APPELLI DI GUAIDÓ E MADURO
La versione dell’opposizione è ovviamente diametralmente opposta e giusto nelle scorse ore il Presidente della Assemblea Nazionale Juan Guaidó ha fatto un nuovo appello alla comunità internazionale per la costante situazione di emergenza sociale ed energetica che patisce il Venezuela: «In quattro giorni il paese è andato indietro di cento anni. Anche se l’usurpatore continua a dire che qui non succede niente, qui in Venezuela non esiste nessuna normalità: ci sono i primi saccheggi, i bambini muoiono negli ospedali e la gente è disperata», ha rilanciato in Parlamento il leader dell’opposizione che da tempo prova a concordare con Usa e altri Paesi del Sud America una pacifica conclusione dell’esperienza Maduro con l’indizione delle Elezioni Politiche.
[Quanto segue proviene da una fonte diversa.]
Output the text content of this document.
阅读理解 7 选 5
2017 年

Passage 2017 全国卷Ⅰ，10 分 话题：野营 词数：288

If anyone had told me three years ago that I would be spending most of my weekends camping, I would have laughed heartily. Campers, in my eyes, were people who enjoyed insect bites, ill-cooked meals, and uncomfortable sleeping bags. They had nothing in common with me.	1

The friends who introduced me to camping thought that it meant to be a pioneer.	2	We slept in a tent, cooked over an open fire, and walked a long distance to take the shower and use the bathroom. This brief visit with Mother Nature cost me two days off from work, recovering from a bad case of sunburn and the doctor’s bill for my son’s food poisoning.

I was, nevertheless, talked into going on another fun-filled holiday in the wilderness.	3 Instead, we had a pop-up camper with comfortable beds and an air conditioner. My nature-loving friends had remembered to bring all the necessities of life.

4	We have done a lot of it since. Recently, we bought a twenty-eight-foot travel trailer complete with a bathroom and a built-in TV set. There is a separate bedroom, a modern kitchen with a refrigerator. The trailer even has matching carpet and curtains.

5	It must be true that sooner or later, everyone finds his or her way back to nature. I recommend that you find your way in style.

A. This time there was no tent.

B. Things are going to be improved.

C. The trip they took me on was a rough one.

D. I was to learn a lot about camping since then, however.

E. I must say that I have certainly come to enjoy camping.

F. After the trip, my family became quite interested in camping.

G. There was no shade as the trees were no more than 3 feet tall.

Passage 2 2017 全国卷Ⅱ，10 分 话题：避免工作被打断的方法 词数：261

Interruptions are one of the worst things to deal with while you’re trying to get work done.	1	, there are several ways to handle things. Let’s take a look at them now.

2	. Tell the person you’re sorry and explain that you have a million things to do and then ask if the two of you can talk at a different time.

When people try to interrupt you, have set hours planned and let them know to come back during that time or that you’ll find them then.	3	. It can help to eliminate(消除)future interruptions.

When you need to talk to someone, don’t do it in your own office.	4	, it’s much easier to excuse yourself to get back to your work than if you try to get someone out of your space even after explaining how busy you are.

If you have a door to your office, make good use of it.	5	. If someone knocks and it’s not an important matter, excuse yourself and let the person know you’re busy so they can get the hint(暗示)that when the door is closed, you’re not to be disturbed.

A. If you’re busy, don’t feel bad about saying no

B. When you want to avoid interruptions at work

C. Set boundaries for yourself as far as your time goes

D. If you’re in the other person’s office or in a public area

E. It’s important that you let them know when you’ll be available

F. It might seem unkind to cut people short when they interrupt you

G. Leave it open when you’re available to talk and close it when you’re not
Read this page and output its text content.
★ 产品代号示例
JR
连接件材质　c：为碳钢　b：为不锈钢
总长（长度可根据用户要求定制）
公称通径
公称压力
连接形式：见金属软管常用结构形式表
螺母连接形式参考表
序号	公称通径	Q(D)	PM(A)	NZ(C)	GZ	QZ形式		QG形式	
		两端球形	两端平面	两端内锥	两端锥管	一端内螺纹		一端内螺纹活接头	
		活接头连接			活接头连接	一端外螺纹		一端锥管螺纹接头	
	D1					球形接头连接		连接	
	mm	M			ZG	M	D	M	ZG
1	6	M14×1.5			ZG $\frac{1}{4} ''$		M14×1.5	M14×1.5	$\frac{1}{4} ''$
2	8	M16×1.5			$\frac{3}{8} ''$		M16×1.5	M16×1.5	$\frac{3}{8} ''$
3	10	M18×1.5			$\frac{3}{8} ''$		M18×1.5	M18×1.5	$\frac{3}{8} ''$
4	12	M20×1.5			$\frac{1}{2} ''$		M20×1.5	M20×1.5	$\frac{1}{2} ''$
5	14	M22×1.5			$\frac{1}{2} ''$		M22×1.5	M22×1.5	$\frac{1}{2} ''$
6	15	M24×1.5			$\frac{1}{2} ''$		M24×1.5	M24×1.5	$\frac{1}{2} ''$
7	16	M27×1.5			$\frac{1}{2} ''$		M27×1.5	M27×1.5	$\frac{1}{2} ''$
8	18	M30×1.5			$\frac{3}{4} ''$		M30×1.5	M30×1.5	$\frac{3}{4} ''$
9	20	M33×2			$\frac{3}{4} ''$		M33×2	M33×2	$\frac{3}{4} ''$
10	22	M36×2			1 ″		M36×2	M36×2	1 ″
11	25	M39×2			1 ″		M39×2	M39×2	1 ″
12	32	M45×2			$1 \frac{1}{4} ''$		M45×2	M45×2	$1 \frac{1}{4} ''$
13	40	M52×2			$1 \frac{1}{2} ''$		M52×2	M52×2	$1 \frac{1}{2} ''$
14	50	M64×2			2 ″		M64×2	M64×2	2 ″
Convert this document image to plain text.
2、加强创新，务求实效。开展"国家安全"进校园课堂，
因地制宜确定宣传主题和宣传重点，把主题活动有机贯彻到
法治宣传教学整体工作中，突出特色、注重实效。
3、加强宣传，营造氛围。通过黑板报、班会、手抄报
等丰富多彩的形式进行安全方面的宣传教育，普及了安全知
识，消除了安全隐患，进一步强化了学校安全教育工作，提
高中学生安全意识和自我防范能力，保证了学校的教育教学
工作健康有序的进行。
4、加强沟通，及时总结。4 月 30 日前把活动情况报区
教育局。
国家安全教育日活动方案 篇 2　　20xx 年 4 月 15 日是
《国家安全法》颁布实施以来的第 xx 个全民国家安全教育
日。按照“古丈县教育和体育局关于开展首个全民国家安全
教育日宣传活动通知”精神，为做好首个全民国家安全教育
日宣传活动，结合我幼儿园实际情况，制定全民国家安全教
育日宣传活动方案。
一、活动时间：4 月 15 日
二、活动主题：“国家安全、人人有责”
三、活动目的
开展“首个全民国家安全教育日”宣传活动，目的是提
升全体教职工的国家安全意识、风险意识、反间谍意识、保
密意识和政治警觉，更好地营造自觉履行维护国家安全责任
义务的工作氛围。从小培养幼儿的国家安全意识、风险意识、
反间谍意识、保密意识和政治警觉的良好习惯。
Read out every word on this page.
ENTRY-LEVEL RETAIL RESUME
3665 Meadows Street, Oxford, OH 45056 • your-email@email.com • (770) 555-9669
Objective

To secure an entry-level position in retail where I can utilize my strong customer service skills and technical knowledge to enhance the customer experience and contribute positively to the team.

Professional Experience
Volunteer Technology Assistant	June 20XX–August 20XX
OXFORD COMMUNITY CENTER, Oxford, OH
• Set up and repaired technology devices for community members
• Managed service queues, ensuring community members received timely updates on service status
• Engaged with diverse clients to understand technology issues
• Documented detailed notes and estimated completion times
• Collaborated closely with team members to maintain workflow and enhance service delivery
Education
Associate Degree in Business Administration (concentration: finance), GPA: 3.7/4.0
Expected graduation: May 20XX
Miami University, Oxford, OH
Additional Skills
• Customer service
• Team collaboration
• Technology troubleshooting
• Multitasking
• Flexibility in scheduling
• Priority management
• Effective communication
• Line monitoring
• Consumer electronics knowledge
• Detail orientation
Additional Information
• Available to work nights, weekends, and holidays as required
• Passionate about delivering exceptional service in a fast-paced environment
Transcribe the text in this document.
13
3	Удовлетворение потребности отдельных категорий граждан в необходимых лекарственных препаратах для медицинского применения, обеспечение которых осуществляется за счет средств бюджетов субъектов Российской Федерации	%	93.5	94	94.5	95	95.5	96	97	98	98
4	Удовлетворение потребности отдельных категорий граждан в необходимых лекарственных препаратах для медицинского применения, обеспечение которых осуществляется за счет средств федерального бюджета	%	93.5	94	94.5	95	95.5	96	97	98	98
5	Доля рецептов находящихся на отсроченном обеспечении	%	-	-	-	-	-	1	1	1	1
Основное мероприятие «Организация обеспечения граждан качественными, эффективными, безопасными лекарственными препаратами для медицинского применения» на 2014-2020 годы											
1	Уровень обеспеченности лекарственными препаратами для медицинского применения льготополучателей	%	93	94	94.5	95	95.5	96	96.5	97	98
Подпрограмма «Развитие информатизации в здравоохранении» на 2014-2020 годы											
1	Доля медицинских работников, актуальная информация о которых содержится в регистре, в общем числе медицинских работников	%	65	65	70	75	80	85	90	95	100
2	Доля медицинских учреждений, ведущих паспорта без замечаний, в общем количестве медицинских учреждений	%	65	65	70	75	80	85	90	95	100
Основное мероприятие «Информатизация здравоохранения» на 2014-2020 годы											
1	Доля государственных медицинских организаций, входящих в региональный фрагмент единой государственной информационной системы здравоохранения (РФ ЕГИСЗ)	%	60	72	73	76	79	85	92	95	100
La replica del dittatore arriva prima dai social, dove scrive «si continua a fare una forte battaglia per la liberazione del Sistema Elettrico Nazionale, stiamo superando i problemi progressivamente, proteggendo il sistema dagli attacchi lanciati per impedirne il ricollegamento»; poi in un lungo intervento sulla tv di stato è ancora Maduro a rilanciare «Il ripristino della corrente elettrica in Venezuela avverrà a poco a poco e i blackout sono stati opera di menti criminali. Il Governo imperialista degli Stati Uniti ha ordinato questo attacco», ma anche in questo caso non è stata presentata una singola prova a sostegno della sua tesi. La conclusione è un nuovo appello alla parte del Paese che ancora lo segue, «il Venezuela non è ancora stabilizzato e altri attacchi potrebbero essere imminenti. Siamo dalla parte giusta dalla storia».